Virtuosité dans la disparité
Akroāma célèbre sa première au Trifolion et s’interroge sur la justice sociale et les inégalités dans le traitement des individus. La pièce questionne comment les environnements sociaux façonnent notre identité – et comment trouver sa place dans la société lorsqu’aucune chaise ne vous est littéralement offerte. Tout cela s’inscrit dans une scénographie poétique et abstraite, qui devient le reflet des barrières invisibles entre les classes sociales.
Portée par des interprètes virtuoses et une composition sonore unique – une rencontre entre musique électronique et l’univers sonore traditionnel du oud – la pièce propose une réponse sensible et engagée aux questions sociétales. Akroāma revendique une approche artistique émotionnelle et accessible, ancrée dans l’expérience et le ressenti.
Conçu pour des lieux hors des scènes théâtrales classiques, Akroāma recherche le dialogue social et crée ainsi un espace d’échange entre des mondes différents.
akroāma : du latin
- plaisir des oreilles, pour une lecture ou un concert.
- performeur, musicien, comédien.
Note d’intention
AKROĀMA – « Une tentative de réconciliation entre les individus, entre l’art et le public, entre les corps et les regards, entre ce qui nous différencie et ce qui, profondément, nous relie. Dans un monde qui classe, sépare, hiérarchise, cette pièce choisit de faire l’inverse : elle rapproche. Elle rappelle que chaque personne est irréductiblement unique, tout en étant constituée de la même matière que les autres, traversée par les mêmes émotions fondamentales, les mêmes besoins d’être compris, accueilli.
Sur scène, les performeurs ne jouent pas un rôle : ils sont. Leurs singularités ne sont pas gommées, elles sont mises en valeur. Leur diversité devient la matière même du spectacle. C’est cette juxtaposition de présences uniques qui révèle une cohésion inattendue. Les corps ne se ressemblent pas, ils se reconnaissent.
Comment redonner à l’art sa capacité à toucher avant d’expliquer?

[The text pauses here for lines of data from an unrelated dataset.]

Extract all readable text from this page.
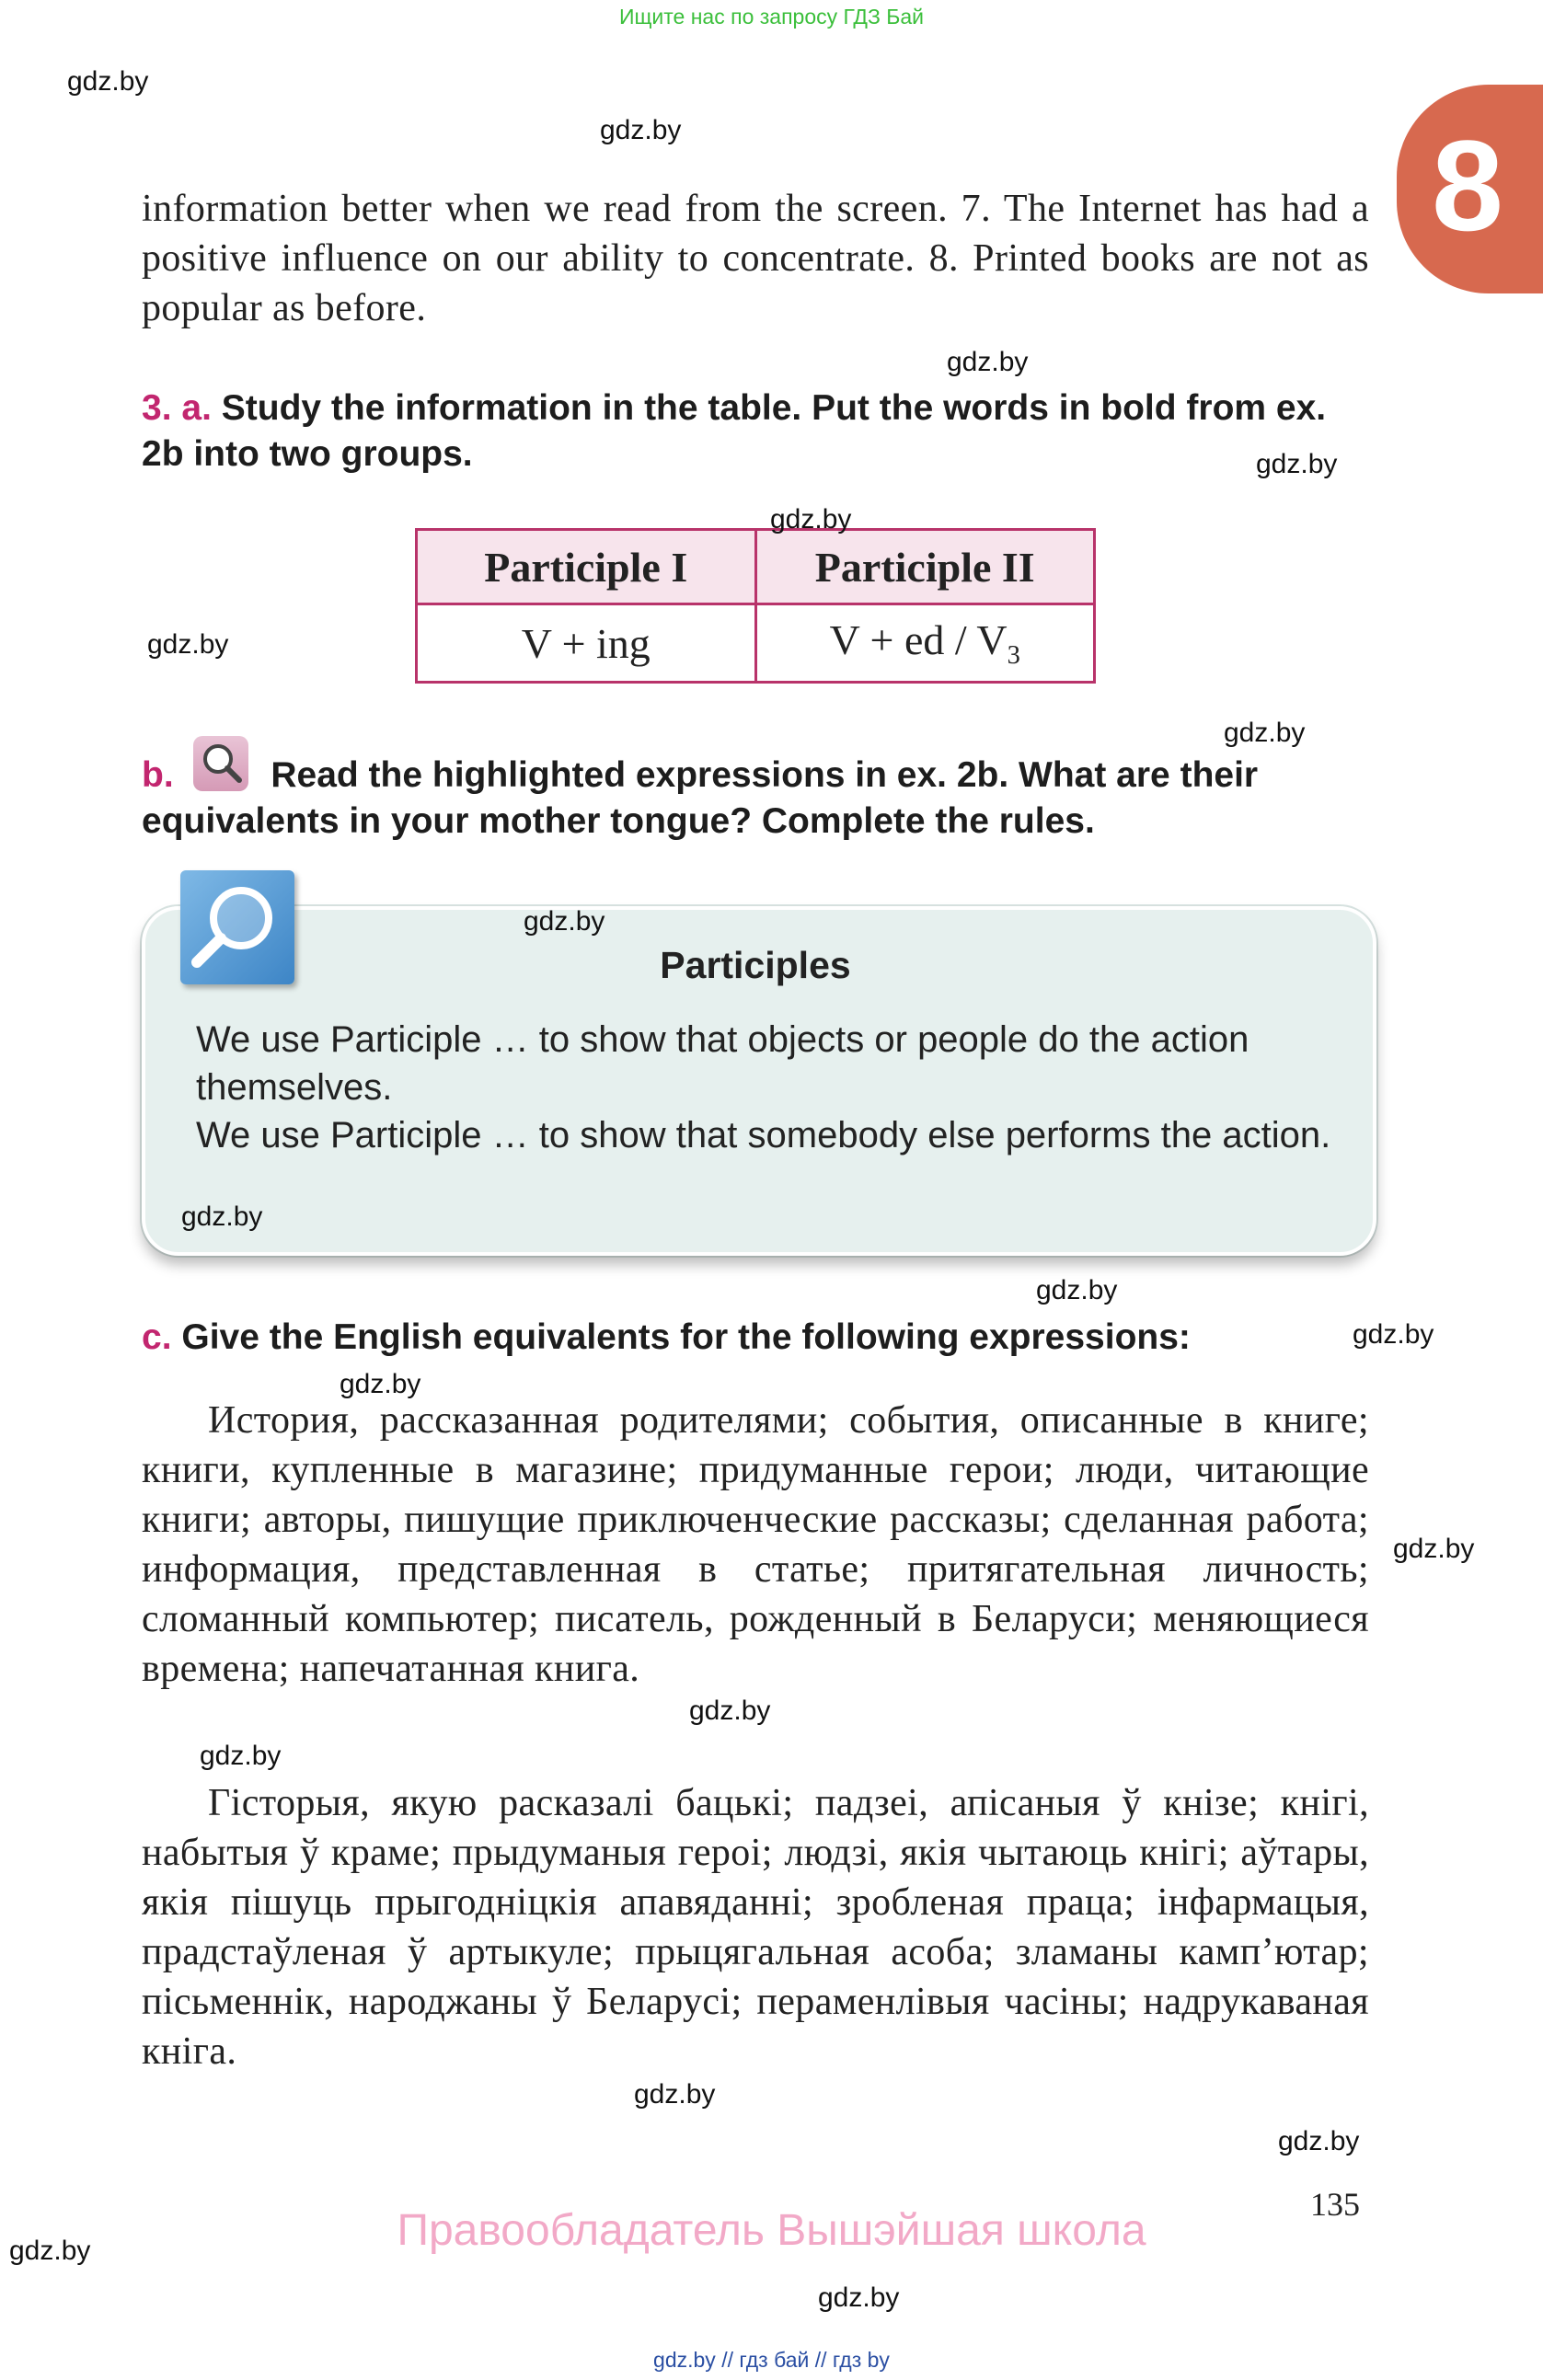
Ищите нас по запросу ГДЗ Бай
8

information better when we read from the screen. 7. The Internet has had a positive influence on our ability to concentrate. 8. Printed books are not as popular as before.

3. a. Study the information in the table. Put the words in bold from ex. 2b into two groups.

Participle I	Participle II
V + ing	V + ed / $V_3$

b.	Read the highlighted expressions in ex. 2b. What are their equivalents in your mother tongue? Complete the rules.

Participles
We use Participle … to show that objects or people do the action themselves.
We use Participle … to show that somebody else performs the action.

c. Give the English equivalents for the following expressions:

История, рассказанная родителями; события, описанные в книге; книги, купленные в магазине; придуманные герои; люди, читающие книги; авторы, пишущие приключенческие рассказы; сделанная работа; информация, представленная в статье; притягательная личность; сломанный компьютер; писатель, рожденный в Беларуси; меняющиеся времена; напечатанная книга.

Гісторыя, якую расказалі бацькі; падзеі, апісаныя ў кнізе; кнігі, набытыя ў краме; прыдуманыя героі; людзі, якія чытаюць кнігі; аўтары, якія пішуць прыгодніцкія апавяданні; зробленая праца; інфармацыя, прадстаўленая ў артыкуле; прыцягальная асоба; зламаны камп’ютар; пісьменнік, народжаны ў Беларусі; пераменлівыя часіны; надрукаваная кніга.

135
Правообладатель Вышэйшая школа
gdz.by // гдз бай // гдз by
gdz.by
gdz.by
gdz.by
gdz.by
gdz.by
gdz.by
gdz.by
gdz.by
gdz.by
gdz.by
gdz.by
gdz.by
gdz.by
gdz.by
gdz.by
gdz.by
gdz.by
gdz.by
gdz.by
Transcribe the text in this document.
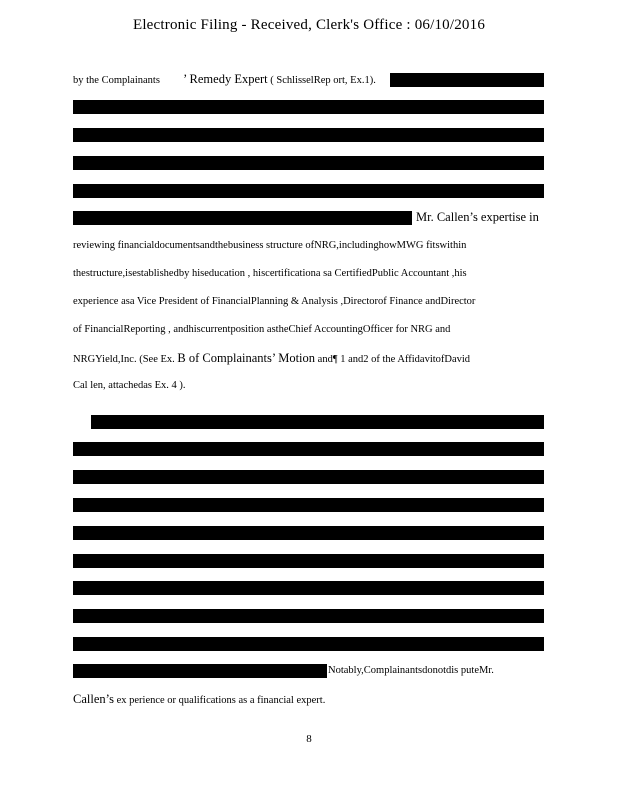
Electronic Filing - Received, Clerk's Office : 06/10/2016
by the Complainants ’ Remedy Expert ( SchlisselRep ort, Ex.1).
Mr. Callen’s expertise in
reviewing financialdocumentsandthebusiness structure ofNRG,includinghowMWG fitswithin
thestructure,isestablishedby hiseducation , hiscertificationa sa CertifiedPublic Accountant ,his
experience asa Vice President of FinancialPlanning & Analysis ,Directorof Finance andDirector
of FinancialReporting , andhiscurrentposition astheChief AccountingOfficer for NRG and
NRGYield,Inc. (See Ex. B of Complainants’ Motion and¶ 1 and2 of the AffidavitofDavid
Cal len, attachedas Ex. 4 ).
Notably,Complainantsdonotdis puteMr.
Callen’s ex perience or qualifications as a financial expert.
8
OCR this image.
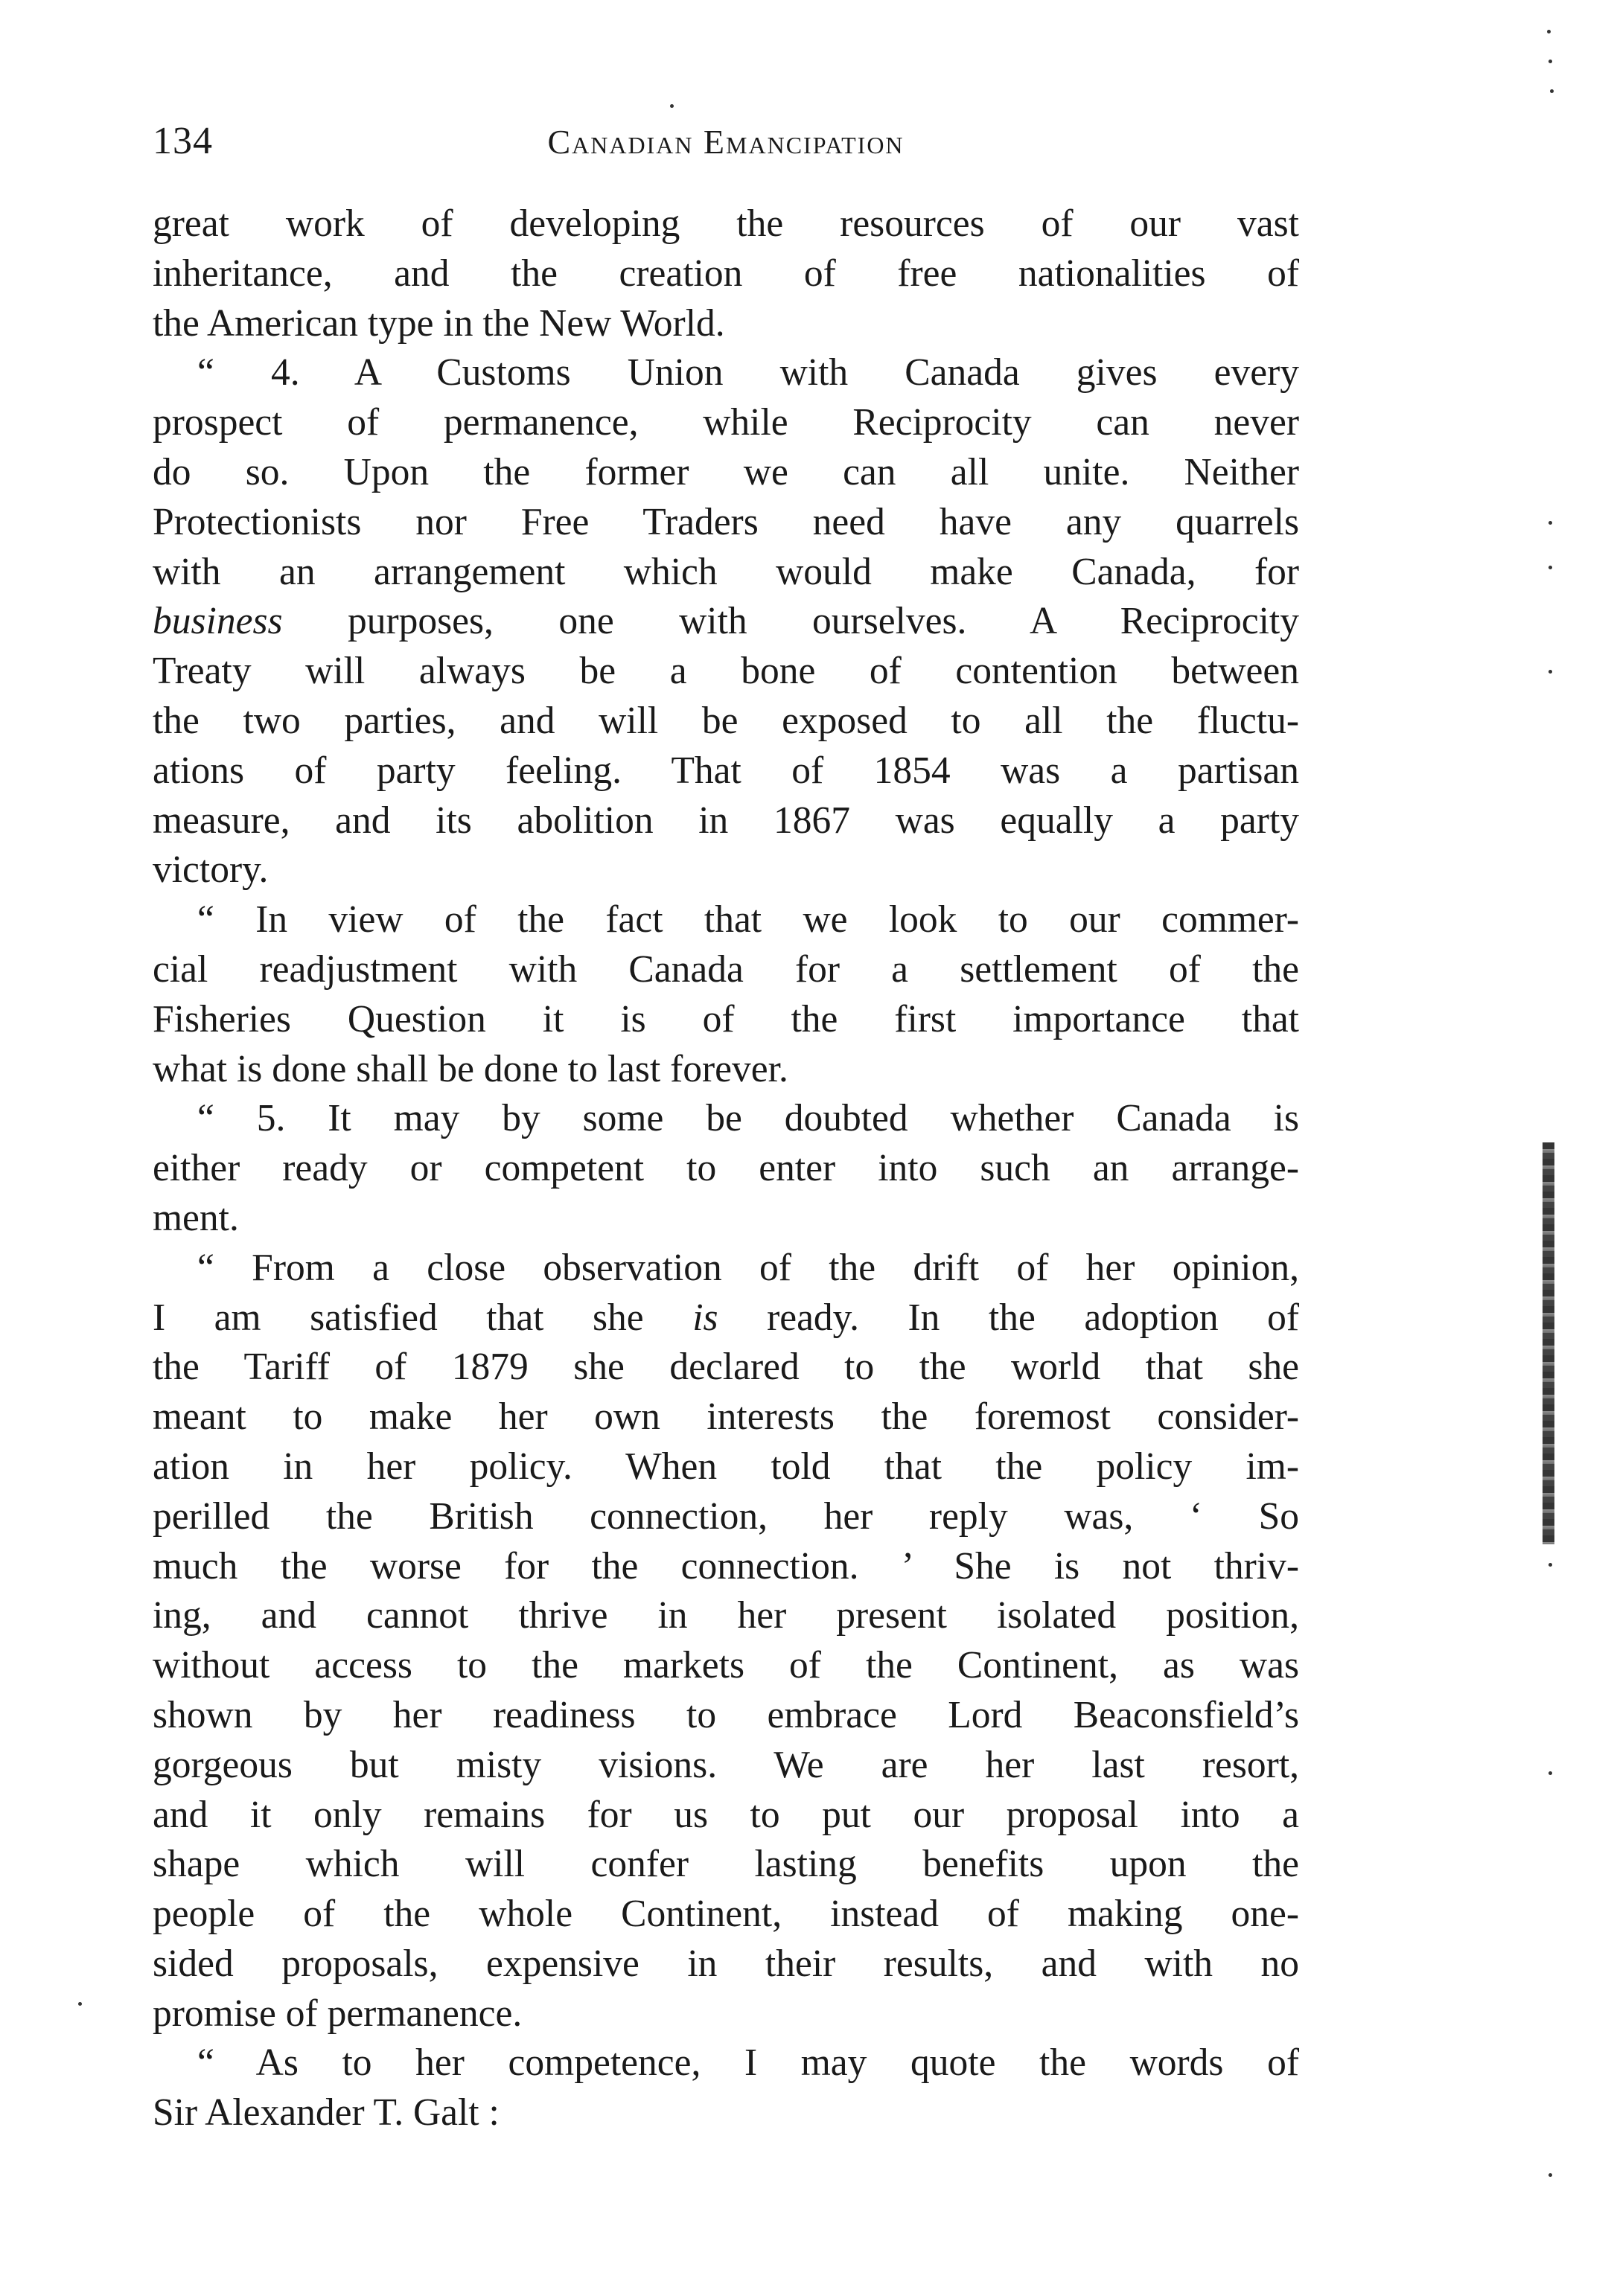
134	Canadian Emancipation

great work of developing the resources of our vast
inheritance, and the creation of free nationalities of
the American type in the New World.

“ 4. A Customs Union with Canada gives every
prospect of permanence, while Reciprocity can never
do so. Upon the former we can all unite. Neither
Protectionists nor Free Traders need have any quarrels
with an arrangement which would make Canada, for
business purposes, one with ourselves. A Reciprocity
Treaty will always be a bone of contention between
the two parties, and will be exposed to all the fluctu-
ations of party feeling. That of 1854 was a partisan
measure, and its abolition in 1867 was equally a party
victory.

“ In view of the fact that we look to our commer-
cial readjustment with Canada for a settlement of the
Fisheries Question it is of the first importance that
what is done shall be done to last forever.

“ 5. It may by some be doubted whether Canada is
either ready or competent to enter into such an arrange-
ment.

“ From a close observation of the drift of her opinion,
I am satisfied that she is ready. In the adoption of
the Tariff of 1879 she declared to the world that she
meant to make her own interests the foremost consider-
ation in her policy. When told that the policy im-
perilled the British connection, her reply was, ‘ So
much the worse for the connection. ’ She is not thriv-
ing, and cannot thrive in her present isolated position,
without access to the markets of the Continent, as was
shown by her readiness to embrace Lord Beaconsfield’s
gorgeous but misty visions. We are her last resort,
and it only remains for us to put our proposal into a
shape which will confer lasting benefits upon the
people of the whole Continent, instead of making one-
sided proposals, expensive in their results, and with no
promise of permanence.

“ As to her competence, I may quote the words of
Sir Alexander T. Galt :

AKROĀMA ne cherche pas à être élitiste. Au contraire, elle assume une forme simple, sensible, parfois teintée d’humour et de nostalgie, accessible à tous les âges et à tous les publics. Elle n’exige aucune connaissance préalable de la danse contemporaine, mais elle propose un art émotionnel, chaleureux, convivial, où le public et les interprètes ne sont pas séparés par une distance symbolique, mais réunis dans une expérience commune. »
CREDITS
Brian Ca – Concept, chorégraphie, scénographie, médiation, porteur de projet
Ileana Orofino – Production et administration, porteuse de projet
Nina Schaeffer – Direction technique et création lumière
Noémie Tudoux – Scénographie et peinture
Rachel Quarmby – Costume, design et réalisation
Camille Lazzari – Médiation
Magaly Teixeira – Interprétation danse et théâtre
Noa Nies – Interprétation danse et théâtre
George Maikel Pires Monteiro – Interprétation danse et théâtre
Ferghas Clavey – Interprétation danse et théâtre (remplaçant de Giuseppe Sanniu)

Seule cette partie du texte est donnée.